For now, France and the United States have bases in Niger, which has also joined four other struggling Sahel countries in an anti-jihad coalition.

In his final months in office, Issoufou has set plans to double the size of the armed forces over the next five years — a major economic ask for a country ranked poorest in the world in the UN’s 189-nation Human Development Index.

Issoufou puts his faith in the new African Continental Free Trade Area (AfCFTA), founded in 2018 and symbolically launched on January 1 after delays caused by the Covid pandemic.

The free trade zone will “create the biggest market in the world with 1.2 billion consumers”, he said. “It will put an end to the balkanised (regional) markets Africa has known, which have been at the root of the failure of many industrial policies because markets are too restricted.”

“Afro-pessimism is behind us,” he declared, calling for “ambitious policies (and) the deepening of certain values, especially democracy and human rights.”

‘There’s life after power’
The president also voiced optimism about his efforts to stem Niger’s population crisis.

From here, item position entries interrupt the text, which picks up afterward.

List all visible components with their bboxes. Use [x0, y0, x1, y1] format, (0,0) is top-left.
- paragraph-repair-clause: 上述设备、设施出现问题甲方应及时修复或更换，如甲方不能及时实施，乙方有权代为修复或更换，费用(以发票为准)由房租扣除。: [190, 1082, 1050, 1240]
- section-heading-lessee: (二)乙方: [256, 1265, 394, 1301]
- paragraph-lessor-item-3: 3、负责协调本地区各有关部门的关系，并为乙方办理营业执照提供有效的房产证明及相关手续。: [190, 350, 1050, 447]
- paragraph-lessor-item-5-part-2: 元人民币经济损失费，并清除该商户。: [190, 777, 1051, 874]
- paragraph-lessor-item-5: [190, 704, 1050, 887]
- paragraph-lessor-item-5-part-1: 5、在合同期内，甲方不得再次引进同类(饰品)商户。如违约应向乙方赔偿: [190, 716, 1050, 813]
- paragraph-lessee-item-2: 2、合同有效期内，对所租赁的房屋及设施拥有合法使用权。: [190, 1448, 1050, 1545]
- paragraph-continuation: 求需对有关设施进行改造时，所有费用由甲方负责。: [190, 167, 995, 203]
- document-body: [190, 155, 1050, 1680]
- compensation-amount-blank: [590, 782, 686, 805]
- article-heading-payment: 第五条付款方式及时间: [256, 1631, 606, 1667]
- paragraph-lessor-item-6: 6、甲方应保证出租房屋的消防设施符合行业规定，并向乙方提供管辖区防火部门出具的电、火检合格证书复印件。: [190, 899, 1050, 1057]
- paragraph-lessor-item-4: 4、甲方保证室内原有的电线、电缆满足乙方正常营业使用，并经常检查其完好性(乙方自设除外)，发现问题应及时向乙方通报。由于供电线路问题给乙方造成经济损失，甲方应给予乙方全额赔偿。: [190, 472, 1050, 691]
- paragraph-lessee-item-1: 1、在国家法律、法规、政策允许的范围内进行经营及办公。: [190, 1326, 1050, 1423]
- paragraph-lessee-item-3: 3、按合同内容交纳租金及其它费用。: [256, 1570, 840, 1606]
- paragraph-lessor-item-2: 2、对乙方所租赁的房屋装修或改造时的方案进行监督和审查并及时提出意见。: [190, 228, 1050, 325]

But he cautioned the work took time to bear fruit, as it required the education of girls as well as awareness programmes, enlisting the help of religious and traditional leaders.

Niger’s population is expanding at 3.9 percent a year, the highest in the world and each Nigerien woman has 7.6 children on average.

At independence in 1960, Niger had three million inhabitants, which has risen to 23 million today and on current trends could reach 70 million in 2050.

“Demographic growth has eaten away a good part of our economic growth,” Issoufou said. “We have to keep young girls in school until the age of 16 to avoid early marriages and pregnancies.”

Asked to assess his record, Issoufou smiled. “I’m proud overall. I have kept the promises I made to the Nigerien people. I will continue to be at the helm until April 2, but there’s no void ahead — there’s life after power.”